Mississippi River Flooding: Tales of Trauma and Resiliency


For those who will be displaced for an undetermined amount of time, the anxiety of not knowing whether they will even be able to return to their homes "creates a great deal of stress," said Anthony Mannarino, professor and vice president of the department of psychiatry at Drexel University College of Medicine in Philadelphia.

All of the Red Cross volunteers have been taught psychological first aid, which trains them to identify who will need professional help or might be in the early stages of post traumatic stress disorder (PTSD), said Rob Yin, manager of disaster mental health services for the American Red Cross.

"We know that certain people are at greater risk for depression and PTSD: if they were trapped, if they saw someone get injured or killed, if they were separated from their family, or people who are off medication because they left their pills behind," he said. These people need, if possible, to be offered professional mental health counseling within the first 30 days of the crisis -- the "golden" month for successful outcomes, Lim says.

Building a Levee of Resiliency

Among those who are not at high risk of PTSD but are nonetheless upset, social support systems, such as those found among the Cutoff folk at the Tunica shelter, are essential, psychiatrists say.

"People need to be with each other, [with those] undergoing similar issues as them," said Dass-Brailsford. It "helps their coping" and gives them "validation that they are not the only ones."

Many of the Cutoff residents at the shelter are there because they feel they need the sense of community they had in their neighborhood, said Harry Johnson. He stayed with a friend right after the evacuation, but came to the shelter so that he could be with his neighbors and friends.

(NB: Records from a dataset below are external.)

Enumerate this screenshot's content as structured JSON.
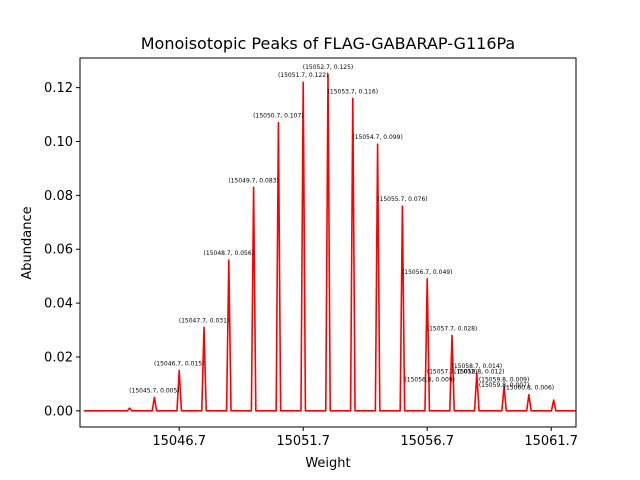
{
  "chart_data": {
    "type": "line",
    "title": "Monoisotopic Peaks of FLAG-GABARAP-G116Pa",
    "xlabel": "Weight",
    "ylabel": "Abundance",
    "xlim": [
      15042.7,
      15062.7
    ],
    "ylim": [
      -0.006,
      0.131
    ],
    "xticks": [
      15046.7,
      15051.7,
      15056.7,
      15061.7
    ],
    "xtick_labels": [
      "15046.7",
      "15051.7",
      "15056.7",
      "15061.7"
    ],
    "yticks": [
      0.0,
      0.02,
      0.04,
      0.06,
      0.08,
      0.1,
      0.12
    ],
    "ytick_labels": [
      "0.00",
      "0.02",
      "0.04",
      "0.06",
      "0.08",
      "0.10",
      "0.12"
    ],
    "line_color": "#ff0000",
    "grid": false,
    "legend": "none",
    "series": [
      {
        "peaks": [
          {
            "x": 15044.7,
            "y": 0.001
          },
          {
            "x": 15045.7,
            "y": 0.005
          },
          {
            "x": 15046.7,
            "y": 0.015
          },
          {
            "x": 15047.7,
            "y": 0.031
          },
          {
            "x": 15048.7,
            "y": 0.056
          },
          {
            "x": 15049.7,
            "y": 0.083
          },
          {
            "x": 15050.7,
            "y": 0.107
          },
          {
            "x": 15051.7,
            "y": 0.122
          },
          {
            "x": 15052.7,
            "y": 0.125
          },
          {
            "x": 15053.7,
            "y": 0.116
          },
          {
            "x": 15054.7,
            "y": 0.099
          },
          {
            "x": 15055.7,
            "y": 0.076
          },
          {
            "x": 15056.7,
            "y": 0.049
          },
          {
            "x": 15057.7,
            "y": 0.028
          },
          {
            "x": 15058.7,
            "y": 0.014
          },
          {
            "x": 15059.8,
            "y": 0.009
          },
          {
            "x": 15060.8,
            "y": 0.006
          },
          {
            "x": 15061.8,
            "y": 0.004
          },
          {
            "x": 15062.8,
            "y": 0.002
          }
        ]
      }
    ],
    "annotations": [
      {
        "text": "(15045.7, 0.005)",
        "x": 15045.7,
        "y": 0.005
      },
      {
        "text": "(15046.7, 0.015)",
        "x": 15046.7,
        "y": 0.015
      },
      {
        "text": "(15047.7, 0.031)",
        "x": 15047.7,
        "y": 0.031
      },
      {
        "text": "(15048.7, 0.056)",
        "x": 15048.7,
        "y": 0.056
      },
      {
        "text": "(15049.7, 0.083)",
        "x": 15049.7,
        "y": 0.083
      },
      {
        "text": "(15050.7, 0.107)",
        "x": 15050.7,
        "y": 0.107
      },
      {
        "text": "(15051.7, 0.122)",
        "x": 15051.7,
        "y": 0.122
      },
      {
        "text": "(15052.7, 0.125)",
        "x": 15052.7,
        "y": 0.125
      },
      {
        "text": "(15053.7, 0.116)",
        "x": 15053.7,
        "y": 0.116
      },
      {
        "text": "(15054.7, 0.099)",
        "x": 15054.7,
        "y": 0.099
      },
      {
        "text": "(15055.7, 0.076)",
        "x": 15055.7,
        "y": 0.076
      },
      {
        "text": "(15056.7, 0.049)",
        "x": 15056.7,
        "y": 0.049
      },
      {
        "text": "(15057.7, 0.028)",
        "x": 15057.7,
        "y": 0.028
      },
      {
        "text": "(15058.7, 0.014)",
        "x": 15058.7,
        "y": 0.014
      },
      {
        "text": "(15057.7, 0.012)",
        "x": 15057.7,
        "y": 0.012
      },
      {
        "text": "(15056.8, 0.009)",
        "x": 15056.8,
        "y": 0.009
      },
      {
        "text": "(15059.8, 0.009)",
        "x": 15059.8,
        "y": 0.009
      },
      {
        "text": "(15059.8, 0.007)",
        "x": 15059.8,
        "y": 0.007
      },
      {
        "text": "(15060.8, 0.006)",
        "x": 15060.8,
        "y": 0.006
      },
      {
        "text": "(15058.8, 0.012)",
        "x": 15058.8,
        "y": 0.012
      }
    ]
  }
}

"We could go stay somewhere else, but we have our own cultures so to speak, so a few of us have come back here, staying together, supporting each other. Without each other we would have been too tore up by what's happened," he said.

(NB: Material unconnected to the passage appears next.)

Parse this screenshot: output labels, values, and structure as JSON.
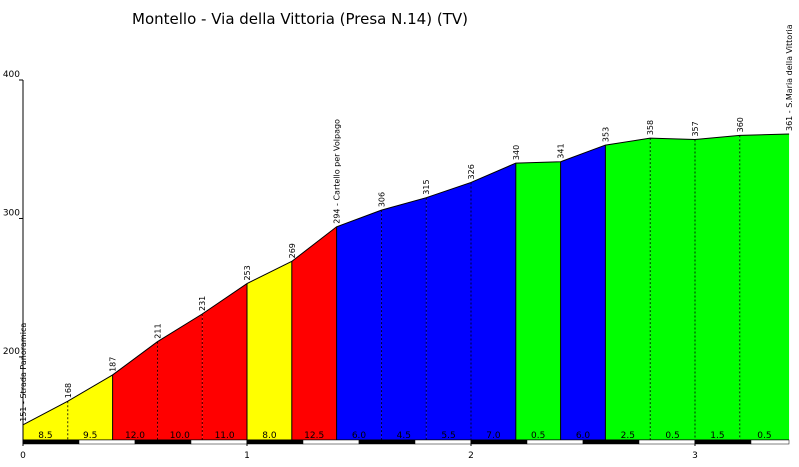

A main concern for mental health relief workers now is building the kind of social support and psychological resiliency that Johnson and his neighbors seem to have in spades.

"Resiliency isn't a static thing; you can increase it," said Lim. "Help people identify small steps, connect with existing support systems, rebuild a routine, even if it's nothing like it was at home -- these are things our volunteers are trained for," he said.

For the people of the Cutoff, that slice of summer routine will come in the form of a old-fashioned community catfish fry Thursday night at the shelter. "For old time's sake," Johnson said, until things get figured out for their submerged, possibly contaminated hamlet.

"It could be a real difficult cleanup process, depending on how much debris, contaminants," said Johnson. "I'm absolutely going to rebuild though. I was in heaven there. You're mind just feels free there on the lake."